Em um novo estudo publicado hoje na revista PLOS Computational Biology, calculamos os riscos ecológicos causados pela liberação de vírus antigos imprevisíveis.
Nossas simulações mostram que 1% das liberações simuladas de apenas um patógeno adormecido poderiam causar danos ambientais significativos e perdas generalizadas de organismos hospedeiros ao redor do mundo.
Mundos digitais
Usamos um software chamado Avida para realizar experimentos que simularam a liberação de um tipo de patógeno antigo em comunidades biológicas modernas.

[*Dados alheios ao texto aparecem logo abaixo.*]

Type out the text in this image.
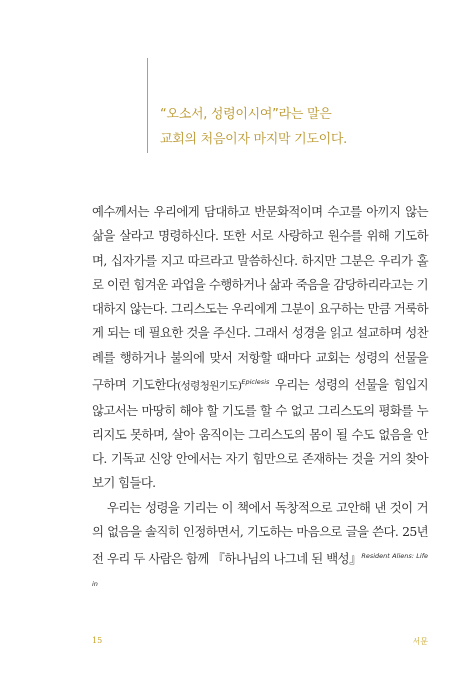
“오소서, 성령이시여”라는 말은
교회의 처음이자 마지막 기도이다.

예수께서는 우리에게 담대하고 반문화적이며 수고를 아끼지 않는 삶을 살라고 명령하신다. 또한 서로 사랑하고 원수를 위해 기도하며, 십자가를 지고 따르라고 말씀하신다. 하지만 그분은 우리가 홀로 이런 힘겨운 과업을 수행하거나 삶과 죽음을 감당하리라고는 기대하지 않는다. 그리스도는 우리에게 그분이 요구하는 만큼 거룩하게 되는 데 필요한 것을 주신다. 그래서 성경을 읽고 설교하며 성찬례를 행하거나 불의에 맞서 저항할 때마다 교회는 성령의 선물을 구하며 기도한다(성령청원기도)$^{Epiclesis}$ 우리는 성령의 선물을 힘입지 않고서는 마땅히 해야 할 기도를 할 수 없고 그리스도의 평화를 누리지도 못하며, 살아 움직이는 그리스도의 몸이 될 수도 없음을 안다. 기독교 신앙 안에서는 자기 힘만으로 존재하는 것을 거의 찾아보기 힘들다.

우리는 성령을 기리는 이 책에서 독창적으로 고안해 낸 것이 거의 없음을 솔직히 인정하면서, 기도하는 마음으로 글을 쓴다. 25년 전 우리 두 사람은 함께 『하나님의 나그네 된 백성』$^{Resident Aliens: Life in}$

15	서문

Em seguida, medimos o impacto dessa invasão de patógenos na diversidade de bactérias hospedeiras modernas em milhares de simulações e comparamos os resultados com simulações em que nenhuma invasão ocorreu.
Os patógenos invasores frequentemente sobreviviam e evoluíam no mundo moderno simulado. Cerca de 3% das vezes, o patógeno se tornava dominante no novo ambiente, e, nesse caso, muito provavelmente causava perdas na diversidade dos hospedeiros modernos.
No pior cenário (mas ainda inteiramente plausível), a invasão reduziu o tamanho da comunidade de hospedeiros em 30% em comparação com os controles.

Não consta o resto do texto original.